Saturday, June 26, 2010

Daniel Okrent's 5 best books on alcohol

Daniel Okrent was the first public editor of the New York Times, editor-at-large of Time, Inc., and managing editor of Life magazine. He worked in book publishing as an editor at Knopf and Viking, and was editor-in-chief of general books at Harcourt Brace. He was also a featured commentator on Ken Burns’s PBS series, Baseball, and is author of four books, one of which, Great Fortune, was a finalist for the 2004 Pulitzer Prize in history. Okrent was also a fellow at the Shorenstein Center at the Kennedy School of Government at Harvard, where he remains an Associate.

His new book is Last Call: The Rise and Fall of Prohibition.

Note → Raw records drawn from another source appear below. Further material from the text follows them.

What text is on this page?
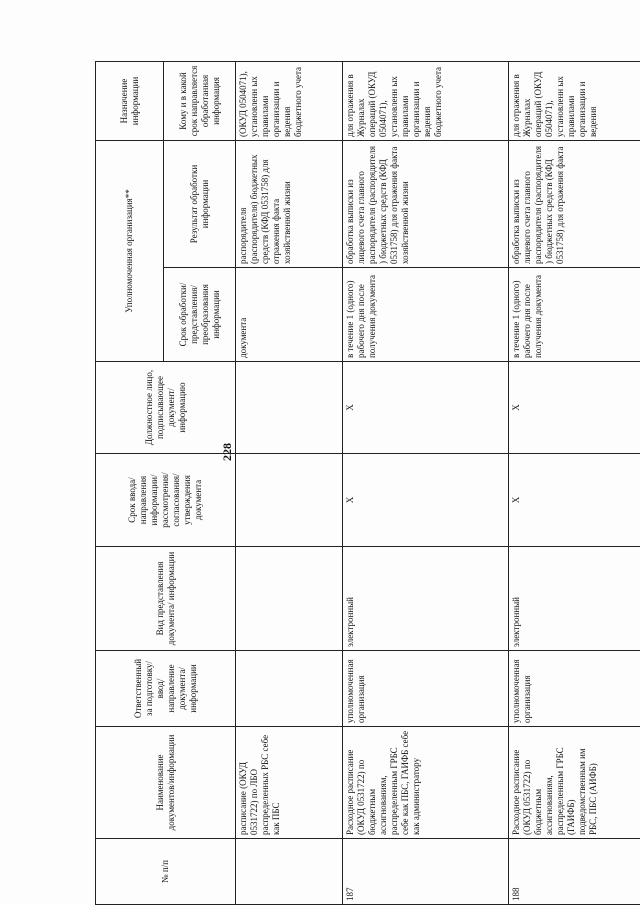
228
№ п/п	Наименование документов/информации	Ответственный за подготовку/ ввод/ направление документа/ информации	Вид представления документа/ информации	Срок ввода/ направления информации/ рассмотрения/ согласования/ утверждения документа	Должностное лицо, подписывающее документ/ информацию	Уполномоченная организация**		Назначение информации
						Срок обработки/ представления/ преобразования информации	Результат обработки информации	Кому и в какой срок направляется обработанная информация
	расписание (ОКУД 0531722) по ЛБО распределенных РБС себе как ПБС					документа	распорядителя (распорядителя) бюджетных средств (КФД 0531758) для отражения факта хозяйственной жизни	(ОКУД 0504071), установленн ых правилами организации и ведения бюджетного учета
187	Расходное расписание (ОКУД 0531722) по бюджетным ассигнованиям, распределенным ГРБС себе как ПБС, ГАИФБ себе как администратору	уполномоченная организация	электронный	X	X	в течение 1 (одного) рабочего дня после получения документа	обработка выписки из лицевого счета главного распорядителя (распорядителя ) бюджетных средств (КФД 0531758) для отражения факта хозяйственной жизни	для отражения в Журналах операций (ОКУД 0504071), установленн ых правилами организации и ведения бюджетного учета
188	Расходное расписание (ОКУД 0531722) по бюджетным ассигнованиям, распределенным ГРБС (ГАИФБ) подведомственным им РБС, ПБС (АИФБ)	уполномоченная организация	электронный	X	X	в течение 1 (одного) рабочего дня после получения документа	обработка выписки из лицевого счета главного распорядителя (распорядителя ) бюджетных средств (КФД 0531758) для отражения факта	для отражения в Журналах операций (ОКУД 0504071), установленн ых правилами организации и ведения
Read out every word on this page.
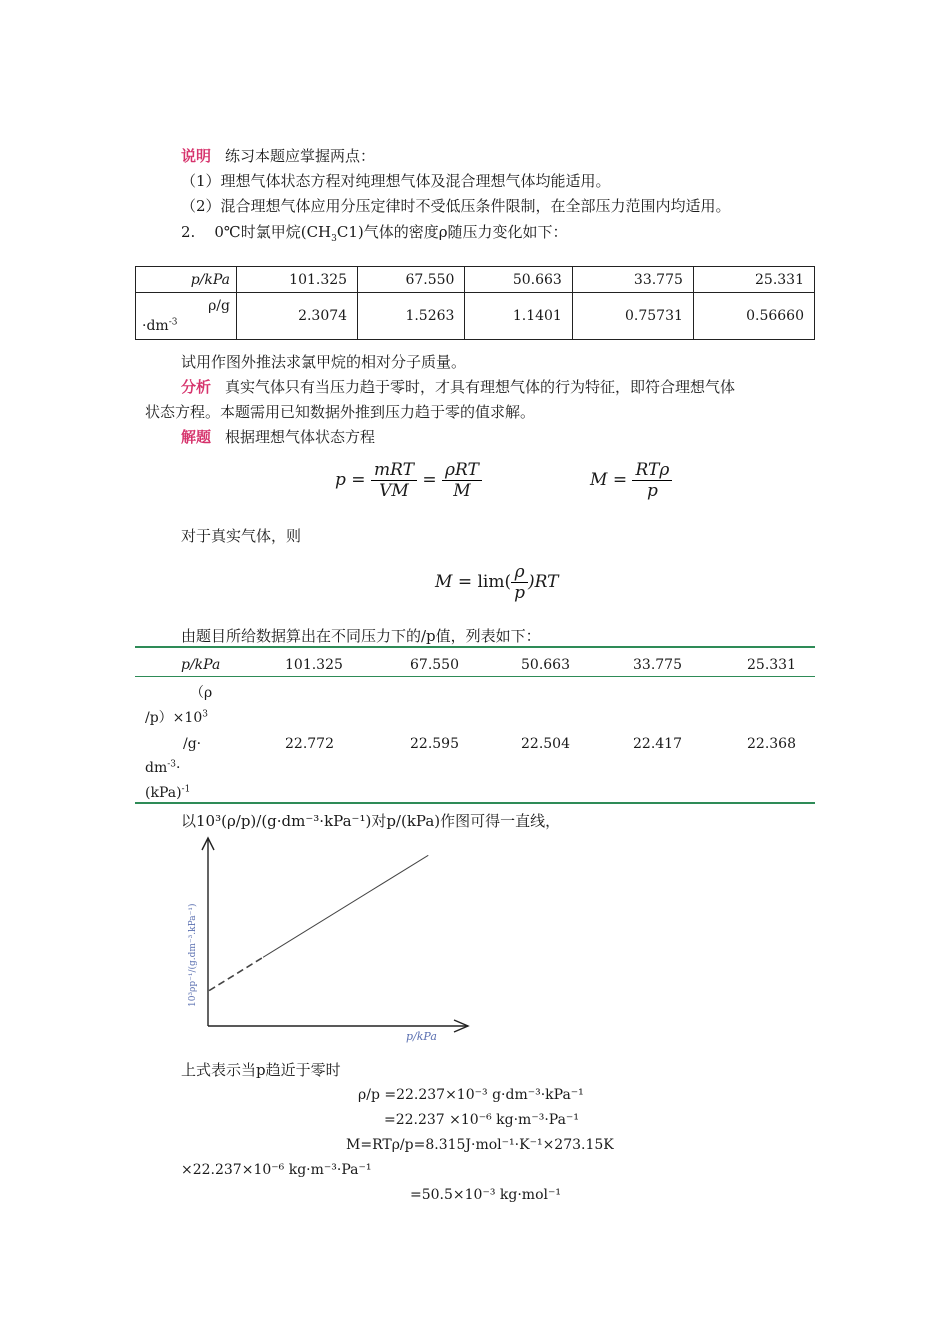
说明 练习本题应掌握两点：
（1）理想气体状态方程对纯理想气体及混合理想气体均能适用。
（2）混合理想气体应用分压定律时不受低压条件限制，在全部压力范围内均适用。
2. 0℃时氯甲烷$(CH_3C1)$气体的密度ρ随压力变化如下：
p/kPa	101.325	67.550	50.663	33.775	25.331

ρ/g
$\cdot dm^{-3}$	2.3074	1.5263	1.1401	0.75731	0.56660
试用作图外推法求氯甲烷的相对分子质量。
分析 真实气体只有当压力趋于零时，才具有理想气体的行为特征，即符合理想气体
状态方程。本题需用已知数据外推到压力趋于零的值求解。
解题 根据理想气体状态方程
$p = \frac{\text{mRT}}{VM} = \frac{\text{ρRT}}{M}$	$M = \frac{\text{RTρ}}{p}$
对于真实气体，则
$M = \lim( \frac{\rho}{p} )RT$
由题目所给数据算出在不同压力下的/p值，列表如下：
p/kPa	101.325	67.550	50.663	33.775	25.331
（ρ
$/p)\times 10^3$
/g·
$dm^{-3}\cdot$
(kPa)$^{-1}$
22.772	22.595	22.504	22.417	22.368
以10³(ρ/p)/(g·dm⁻³·kPa⁻¹)对p/(kPa)作图可得一直线，
p/kPa
10³ρp⁻¹/(g.dm⁻³.kPa⁻¹)
上式表示当p趋近于零时
ρ/p =22.237×10⁻³ g·dm⁻³·kPa⁻¹
=22.237 ×10⁻⁶ kg·m⁻³·Pa⁻¹
M=RTρ/p=8.315J·mol⁻¹·K⁻¹×273.15K
×22.237×10⁻⁶ kg·m⁻³·Pa⁻¹
=50.5×10⁻³ kg·mol⁻¹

For the Wall Street Journal, he named a five best list of books on alcohol. One title on his list:
The Alcoholic Republic
by W.J. Rorabaugh
Oxford, 1979

This excavation of the most drink-sodden era in U.S. history (1790-1840) is as damning as it is enlightening. At a time of easy access (there were 14,000 American distilleries by 1810), rough frontier mores and poor water quality, liquor seeped into every corner of national life, writes W.J. Rorabaugh. Americans "drank at home and abroad, alone and together, at work and at play, in fun and in earnest. They drank from the crack of dawn to the crack of dawn." If you wish to understand the temperance movement's nobler impulses—that is, those that were untouched by the xenophobia and political cynicism that later drove the campaign— you might start here.
Read about another book on the list.

The Alcoholic Republic is also one of Garrett Peck's best books about Prohibition.